L’avenir dira quelle vision du metaverse l’emportera, entre le modèle lourd de Facebook / Meta (nécessité d’un casque VR, donc accès réservé à une petite minorité d’utilisateurs) et le modèle léger de Niantic (accessibilité très large, mais moindre immersion).
🍄 Psychedelics can change humanity for the better. It’s time to unlock their power (The Guardian, 26 Nov. 2021)
Par Rick Doblin
Résumé en 1 phrase : Une série d’études sur des psychotropes psychédéliques (incluant la MDMA et la kétamine) ouvrent la voie à des applications thérapeutiques
L’essentiel des produits en question sont interdits à la consommation et à la vente dans la plupart des pays de l’OCDE.
Une série d’études tend cependant à montrer que dans des conditions d’usage adaptées, ces drogues sont susceptibles d’induire des effets curatifs très positifs pour les patients souffrant de syndromes post-traumatiques ou d’autres affections mentales
Certains états américains ont transformé leur cadre légal afin d’intégrer les résultats de ces recherches dans leurs approches thérapeutiques. Ainsi, l’Oregon a décriminalisé la possession de la plupart des drogues et supervise des expérimentations.
Aux Etats-Unis, cette tendance lourde est accélérée par des startups qui parient sur une massification de l’usage de drogues psychédéliques à usage thérapeutiques.
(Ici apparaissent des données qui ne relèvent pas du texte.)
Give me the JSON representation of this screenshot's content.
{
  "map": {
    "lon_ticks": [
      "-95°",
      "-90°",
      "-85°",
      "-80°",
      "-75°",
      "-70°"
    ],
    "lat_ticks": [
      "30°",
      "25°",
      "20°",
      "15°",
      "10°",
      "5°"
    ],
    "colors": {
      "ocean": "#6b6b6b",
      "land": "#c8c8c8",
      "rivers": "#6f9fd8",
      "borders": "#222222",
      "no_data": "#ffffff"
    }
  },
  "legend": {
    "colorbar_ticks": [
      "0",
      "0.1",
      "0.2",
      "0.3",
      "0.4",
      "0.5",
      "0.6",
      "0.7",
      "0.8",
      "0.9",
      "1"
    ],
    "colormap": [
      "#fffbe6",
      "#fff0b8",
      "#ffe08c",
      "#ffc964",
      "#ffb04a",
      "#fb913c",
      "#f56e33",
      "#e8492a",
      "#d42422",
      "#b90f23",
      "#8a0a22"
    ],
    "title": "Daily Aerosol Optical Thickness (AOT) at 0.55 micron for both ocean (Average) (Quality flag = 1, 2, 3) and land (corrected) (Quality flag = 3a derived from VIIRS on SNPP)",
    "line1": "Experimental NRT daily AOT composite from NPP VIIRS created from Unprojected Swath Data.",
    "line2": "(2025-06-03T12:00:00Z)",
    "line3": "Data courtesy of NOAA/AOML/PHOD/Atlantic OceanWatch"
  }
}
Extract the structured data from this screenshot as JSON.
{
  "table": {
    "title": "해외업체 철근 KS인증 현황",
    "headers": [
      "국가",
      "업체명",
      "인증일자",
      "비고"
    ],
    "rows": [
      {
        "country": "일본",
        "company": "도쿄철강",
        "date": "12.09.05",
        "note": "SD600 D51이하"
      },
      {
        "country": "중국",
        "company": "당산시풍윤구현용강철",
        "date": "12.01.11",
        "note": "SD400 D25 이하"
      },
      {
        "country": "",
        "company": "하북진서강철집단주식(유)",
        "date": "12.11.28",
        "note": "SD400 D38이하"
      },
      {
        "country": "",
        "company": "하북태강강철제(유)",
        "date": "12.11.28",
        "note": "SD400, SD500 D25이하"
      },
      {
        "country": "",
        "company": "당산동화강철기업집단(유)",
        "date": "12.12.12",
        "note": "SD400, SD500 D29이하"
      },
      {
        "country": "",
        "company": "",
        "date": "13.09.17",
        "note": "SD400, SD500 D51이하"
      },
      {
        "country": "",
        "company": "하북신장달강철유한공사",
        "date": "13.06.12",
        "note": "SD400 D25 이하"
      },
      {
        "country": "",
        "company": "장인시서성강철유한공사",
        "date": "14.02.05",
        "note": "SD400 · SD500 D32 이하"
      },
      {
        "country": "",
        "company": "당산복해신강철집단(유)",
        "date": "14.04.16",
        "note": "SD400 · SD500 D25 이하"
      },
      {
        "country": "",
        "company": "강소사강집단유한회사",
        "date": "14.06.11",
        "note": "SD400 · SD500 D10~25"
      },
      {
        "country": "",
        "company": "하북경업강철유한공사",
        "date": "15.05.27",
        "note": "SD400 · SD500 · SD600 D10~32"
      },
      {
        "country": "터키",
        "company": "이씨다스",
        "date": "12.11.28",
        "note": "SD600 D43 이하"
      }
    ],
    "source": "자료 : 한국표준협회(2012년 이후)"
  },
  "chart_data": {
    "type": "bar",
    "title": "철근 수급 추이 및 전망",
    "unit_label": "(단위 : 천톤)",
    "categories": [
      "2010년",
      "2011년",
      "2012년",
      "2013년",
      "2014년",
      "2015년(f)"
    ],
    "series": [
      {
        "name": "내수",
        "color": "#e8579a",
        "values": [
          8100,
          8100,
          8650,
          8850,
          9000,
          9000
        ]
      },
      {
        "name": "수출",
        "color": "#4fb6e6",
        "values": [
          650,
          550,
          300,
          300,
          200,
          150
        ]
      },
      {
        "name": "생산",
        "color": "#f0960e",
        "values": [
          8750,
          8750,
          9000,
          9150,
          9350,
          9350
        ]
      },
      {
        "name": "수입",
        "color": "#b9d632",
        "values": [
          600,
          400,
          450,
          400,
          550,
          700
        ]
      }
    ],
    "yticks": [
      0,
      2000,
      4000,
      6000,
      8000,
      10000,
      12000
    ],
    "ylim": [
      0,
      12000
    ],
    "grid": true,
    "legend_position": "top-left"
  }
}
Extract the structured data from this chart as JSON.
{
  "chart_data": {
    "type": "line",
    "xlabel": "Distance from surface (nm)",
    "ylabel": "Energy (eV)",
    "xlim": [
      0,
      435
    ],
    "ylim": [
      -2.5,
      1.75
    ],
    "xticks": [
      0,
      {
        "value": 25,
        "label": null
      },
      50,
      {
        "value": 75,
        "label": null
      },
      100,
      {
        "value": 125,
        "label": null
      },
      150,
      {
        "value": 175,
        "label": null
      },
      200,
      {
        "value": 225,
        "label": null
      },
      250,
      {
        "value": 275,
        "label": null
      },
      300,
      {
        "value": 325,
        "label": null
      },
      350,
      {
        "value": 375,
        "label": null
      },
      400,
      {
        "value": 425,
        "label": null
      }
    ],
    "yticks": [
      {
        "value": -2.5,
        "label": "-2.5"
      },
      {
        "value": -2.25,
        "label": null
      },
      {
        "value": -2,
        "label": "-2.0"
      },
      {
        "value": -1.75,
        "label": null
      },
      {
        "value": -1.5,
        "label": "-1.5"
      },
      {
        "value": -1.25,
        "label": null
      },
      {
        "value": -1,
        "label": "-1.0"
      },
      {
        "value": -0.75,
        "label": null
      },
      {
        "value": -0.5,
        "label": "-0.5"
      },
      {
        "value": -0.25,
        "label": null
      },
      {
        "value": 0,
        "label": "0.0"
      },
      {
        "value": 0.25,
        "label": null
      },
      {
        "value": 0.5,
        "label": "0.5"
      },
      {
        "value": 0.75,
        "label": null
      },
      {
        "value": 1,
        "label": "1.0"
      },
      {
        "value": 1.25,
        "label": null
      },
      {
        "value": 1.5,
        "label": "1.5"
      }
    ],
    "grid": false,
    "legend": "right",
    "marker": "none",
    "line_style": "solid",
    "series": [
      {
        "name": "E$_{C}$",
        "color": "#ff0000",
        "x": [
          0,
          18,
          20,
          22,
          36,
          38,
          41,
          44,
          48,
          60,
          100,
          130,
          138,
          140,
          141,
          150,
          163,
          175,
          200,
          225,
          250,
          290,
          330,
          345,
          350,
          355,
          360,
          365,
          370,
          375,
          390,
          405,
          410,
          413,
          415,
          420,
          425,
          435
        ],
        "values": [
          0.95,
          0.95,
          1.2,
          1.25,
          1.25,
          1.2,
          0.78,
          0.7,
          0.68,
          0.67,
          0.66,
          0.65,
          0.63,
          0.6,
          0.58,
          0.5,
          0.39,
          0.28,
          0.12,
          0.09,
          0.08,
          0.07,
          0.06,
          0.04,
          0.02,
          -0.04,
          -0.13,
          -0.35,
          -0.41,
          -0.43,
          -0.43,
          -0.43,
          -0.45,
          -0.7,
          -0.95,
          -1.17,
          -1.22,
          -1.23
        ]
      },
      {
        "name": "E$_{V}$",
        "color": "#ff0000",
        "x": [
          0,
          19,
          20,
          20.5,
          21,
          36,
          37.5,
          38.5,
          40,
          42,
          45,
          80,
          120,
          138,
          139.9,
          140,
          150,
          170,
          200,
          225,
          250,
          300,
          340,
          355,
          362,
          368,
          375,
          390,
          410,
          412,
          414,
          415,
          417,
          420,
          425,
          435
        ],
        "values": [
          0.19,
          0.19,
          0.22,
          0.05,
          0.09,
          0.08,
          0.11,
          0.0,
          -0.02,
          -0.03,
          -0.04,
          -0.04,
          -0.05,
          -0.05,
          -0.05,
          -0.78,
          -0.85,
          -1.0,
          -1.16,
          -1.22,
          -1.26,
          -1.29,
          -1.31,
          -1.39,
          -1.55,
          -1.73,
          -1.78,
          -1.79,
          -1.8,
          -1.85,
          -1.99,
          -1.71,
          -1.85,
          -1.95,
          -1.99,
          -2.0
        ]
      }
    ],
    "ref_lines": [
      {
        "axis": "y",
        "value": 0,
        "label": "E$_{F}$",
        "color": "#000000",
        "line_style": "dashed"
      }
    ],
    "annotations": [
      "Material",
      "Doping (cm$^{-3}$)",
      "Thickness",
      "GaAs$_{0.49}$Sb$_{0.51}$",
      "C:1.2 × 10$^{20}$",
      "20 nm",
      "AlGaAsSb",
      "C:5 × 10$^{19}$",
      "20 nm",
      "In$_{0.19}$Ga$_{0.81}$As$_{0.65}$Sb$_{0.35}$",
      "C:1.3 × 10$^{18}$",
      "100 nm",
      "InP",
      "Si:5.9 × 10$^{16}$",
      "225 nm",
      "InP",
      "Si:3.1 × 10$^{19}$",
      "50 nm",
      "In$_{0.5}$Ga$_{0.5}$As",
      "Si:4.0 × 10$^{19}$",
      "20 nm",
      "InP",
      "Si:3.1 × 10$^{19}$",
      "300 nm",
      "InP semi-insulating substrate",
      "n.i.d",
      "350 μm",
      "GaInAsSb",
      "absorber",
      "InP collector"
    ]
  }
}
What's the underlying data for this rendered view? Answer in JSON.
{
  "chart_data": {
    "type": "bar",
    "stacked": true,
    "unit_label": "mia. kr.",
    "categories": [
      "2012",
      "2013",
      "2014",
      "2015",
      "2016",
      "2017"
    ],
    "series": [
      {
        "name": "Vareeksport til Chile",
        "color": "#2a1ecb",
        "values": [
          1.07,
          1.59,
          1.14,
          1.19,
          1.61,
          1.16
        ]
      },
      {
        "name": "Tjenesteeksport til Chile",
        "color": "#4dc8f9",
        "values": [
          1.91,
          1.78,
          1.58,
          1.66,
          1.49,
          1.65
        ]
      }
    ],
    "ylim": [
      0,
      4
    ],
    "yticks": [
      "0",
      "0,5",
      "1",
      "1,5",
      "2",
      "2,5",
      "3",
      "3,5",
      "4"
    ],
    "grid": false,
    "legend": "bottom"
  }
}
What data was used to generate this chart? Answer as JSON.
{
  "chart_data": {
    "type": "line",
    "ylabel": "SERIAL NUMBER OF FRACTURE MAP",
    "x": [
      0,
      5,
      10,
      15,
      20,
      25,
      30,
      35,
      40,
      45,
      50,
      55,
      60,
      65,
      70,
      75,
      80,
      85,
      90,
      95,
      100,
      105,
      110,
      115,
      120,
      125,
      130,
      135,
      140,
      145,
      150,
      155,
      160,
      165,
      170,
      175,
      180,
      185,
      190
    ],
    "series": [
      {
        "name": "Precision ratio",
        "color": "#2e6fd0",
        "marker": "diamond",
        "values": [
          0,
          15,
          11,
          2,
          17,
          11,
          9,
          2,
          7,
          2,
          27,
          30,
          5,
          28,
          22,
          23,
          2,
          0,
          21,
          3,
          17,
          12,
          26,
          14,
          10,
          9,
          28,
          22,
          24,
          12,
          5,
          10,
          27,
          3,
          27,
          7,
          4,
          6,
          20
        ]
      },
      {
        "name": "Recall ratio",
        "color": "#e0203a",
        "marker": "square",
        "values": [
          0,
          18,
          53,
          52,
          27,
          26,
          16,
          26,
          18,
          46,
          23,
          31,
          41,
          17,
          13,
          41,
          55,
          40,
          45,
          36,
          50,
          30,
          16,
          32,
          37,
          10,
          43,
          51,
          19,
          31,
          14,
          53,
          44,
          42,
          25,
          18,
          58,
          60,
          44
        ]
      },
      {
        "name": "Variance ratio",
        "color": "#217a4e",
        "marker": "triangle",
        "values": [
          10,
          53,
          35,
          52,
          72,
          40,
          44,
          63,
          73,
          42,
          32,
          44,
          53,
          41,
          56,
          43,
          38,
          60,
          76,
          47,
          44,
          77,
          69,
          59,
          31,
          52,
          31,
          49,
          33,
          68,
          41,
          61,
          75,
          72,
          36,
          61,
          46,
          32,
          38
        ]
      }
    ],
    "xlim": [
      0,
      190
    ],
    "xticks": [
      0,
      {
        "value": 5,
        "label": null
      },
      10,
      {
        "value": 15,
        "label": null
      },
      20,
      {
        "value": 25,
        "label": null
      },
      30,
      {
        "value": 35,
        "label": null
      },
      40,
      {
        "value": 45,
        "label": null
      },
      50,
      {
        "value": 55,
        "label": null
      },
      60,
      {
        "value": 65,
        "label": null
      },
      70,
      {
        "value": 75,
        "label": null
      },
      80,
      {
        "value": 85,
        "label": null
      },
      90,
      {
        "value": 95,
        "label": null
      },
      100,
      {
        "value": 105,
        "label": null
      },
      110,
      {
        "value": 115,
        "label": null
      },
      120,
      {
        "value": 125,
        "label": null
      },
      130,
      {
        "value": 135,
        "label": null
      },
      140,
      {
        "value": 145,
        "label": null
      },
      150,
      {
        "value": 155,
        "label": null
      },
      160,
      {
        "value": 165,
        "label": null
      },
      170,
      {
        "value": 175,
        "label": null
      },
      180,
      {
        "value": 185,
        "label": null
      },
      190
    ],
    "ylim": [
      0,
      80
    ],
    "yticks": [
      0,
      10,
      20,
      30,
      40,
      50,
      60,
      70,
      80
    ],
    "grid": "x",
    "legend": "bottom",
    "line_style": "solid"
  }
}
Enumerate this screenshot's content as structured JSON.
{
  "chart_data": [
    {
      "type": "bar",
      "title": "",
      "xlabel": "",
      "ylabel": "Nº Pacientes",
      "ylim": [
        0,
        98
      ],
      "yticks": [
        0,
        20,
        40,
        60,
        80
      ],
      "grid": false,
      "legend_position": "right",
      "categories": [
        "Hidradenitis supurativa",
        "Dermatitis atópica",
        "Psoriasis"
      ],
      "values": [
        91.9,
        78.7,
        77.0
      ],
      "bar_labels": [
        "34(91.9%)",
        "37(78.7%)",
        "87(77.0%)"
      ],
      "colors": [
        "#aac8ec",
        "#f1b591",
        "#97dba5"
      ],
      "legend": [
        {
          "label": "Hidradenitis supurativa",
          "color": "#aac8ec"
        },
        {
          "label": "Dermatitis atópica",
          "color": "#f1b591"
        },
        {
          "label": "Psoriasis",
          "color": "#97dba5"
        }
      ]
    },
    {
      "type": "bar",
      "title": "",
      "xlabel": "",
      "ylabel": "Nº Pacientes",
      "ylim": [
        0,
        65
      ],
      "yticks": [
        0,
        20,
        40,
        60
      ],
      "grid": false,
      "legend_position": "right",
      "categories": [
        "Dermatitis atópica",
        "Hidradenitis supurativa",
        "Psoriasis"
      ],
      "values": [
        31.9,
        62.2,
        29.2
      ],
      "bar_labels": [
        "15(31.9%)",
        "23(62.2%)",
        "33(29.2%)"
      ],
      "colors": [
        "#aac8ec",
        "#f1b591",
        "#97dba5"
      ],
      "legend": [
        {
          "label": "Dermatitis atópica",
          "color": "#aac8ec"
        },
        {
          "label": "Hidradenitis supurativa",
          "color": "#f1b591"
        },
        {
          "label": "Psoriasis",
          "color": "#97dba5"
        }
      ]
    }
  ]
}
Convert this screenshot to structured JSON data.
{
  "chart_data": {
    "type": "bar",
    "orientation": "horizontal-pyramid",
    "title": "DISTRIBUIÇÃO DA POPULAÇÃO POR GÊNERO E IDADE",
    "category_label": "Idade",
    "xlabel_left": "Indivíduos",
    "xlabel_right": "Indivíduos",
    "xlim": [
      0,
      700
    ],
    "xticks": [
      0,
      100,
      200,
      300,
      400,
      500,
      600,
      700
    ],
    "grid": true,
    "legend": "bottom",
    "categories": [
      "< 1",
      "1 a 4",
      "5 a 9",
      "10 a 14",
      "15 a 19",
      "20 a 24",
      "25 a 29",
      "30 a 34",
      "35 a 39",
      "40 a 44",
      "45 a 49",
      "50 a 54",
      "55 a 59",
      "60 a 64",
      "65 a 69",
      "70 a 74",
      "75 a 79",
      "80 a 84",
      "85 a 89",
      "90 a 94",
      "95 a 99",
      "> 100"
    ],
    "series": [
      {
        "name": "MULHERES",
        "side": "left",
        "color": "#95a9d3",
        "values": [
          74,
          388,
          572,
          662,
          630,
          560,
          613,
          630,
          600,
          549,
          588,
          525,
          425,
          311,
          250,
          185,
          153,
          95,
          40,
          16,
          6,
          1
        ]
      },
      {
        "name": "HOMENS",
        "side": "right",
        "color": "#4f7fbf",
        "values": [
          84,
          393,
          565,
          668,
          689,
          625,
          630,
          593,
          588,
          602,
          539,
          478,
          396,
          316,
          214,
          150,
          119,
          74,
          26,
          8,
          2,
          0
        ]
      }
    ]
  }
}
A titre d’exemple, Field Trip Health lance des cliniques dédiées aux traitements à base de kétamine.
Ces avancées de la recherche scientifique soulèvent des enjeux éthiques délicats : où se situe la frontière entre un médicament et une drogue ? Comment distinguer l’usage récréatif de l’usage thérapeutique ? Elles invitent cependant à une réflexion ouverte.
🐄 Cows are no longer essential for meat and milk (The Economist, 2 Oct. 2021)
Résumé en 1 phrase : Les substituts aux produits d’origine animale se diffusent rapidement et se diversifient
Il y a une dizaine d’années, les laits végétaux étaient introuvables dans les cafés - aujourd’hui, beaucoup d’entre eux offrent plusieurs options. En 2020, le marché des “produits laitiers non-laitiers” générait 20 milliards de dollars par an à l’échelle mondiale et représentait 15% de part de marché parmi l’ensemble des produits laitiers aux Etats-Unis.
De même, les substituts à la viande se perfectionnent et leur goût est de plus en plus difficile à distinguer. L’américain Beyond Meat, crée en 2009, a vu son chiffre d’affaires croître de 36% entre 2019 et 2020 (pour atteindre 406 millions de dollars) et est désormais valorisé à 7 milliards de dollars. C’est le leader mondial du marché, mais des challengers (tels que le français Happyvore) émergent.
Ces substituts à la viande et au lait ont un impact environnemental très inférieur - la croissance de ce marché est donc une bonne nouvelle à cet égard. Elle est cependant limitée par le prix de ces produits, qui demeure nettement plus élevé que celui de leurs équivalents d’origine animale.
L’enjeu des prochaines années sera de réduire les coûts de production - puis les prix. Une solution pourra consister dans l’entrée sur le marché d’acteurs traditionnels de l’agro-alimentaire, qui s’appuieront sur leur expérience et les économies d’échelle.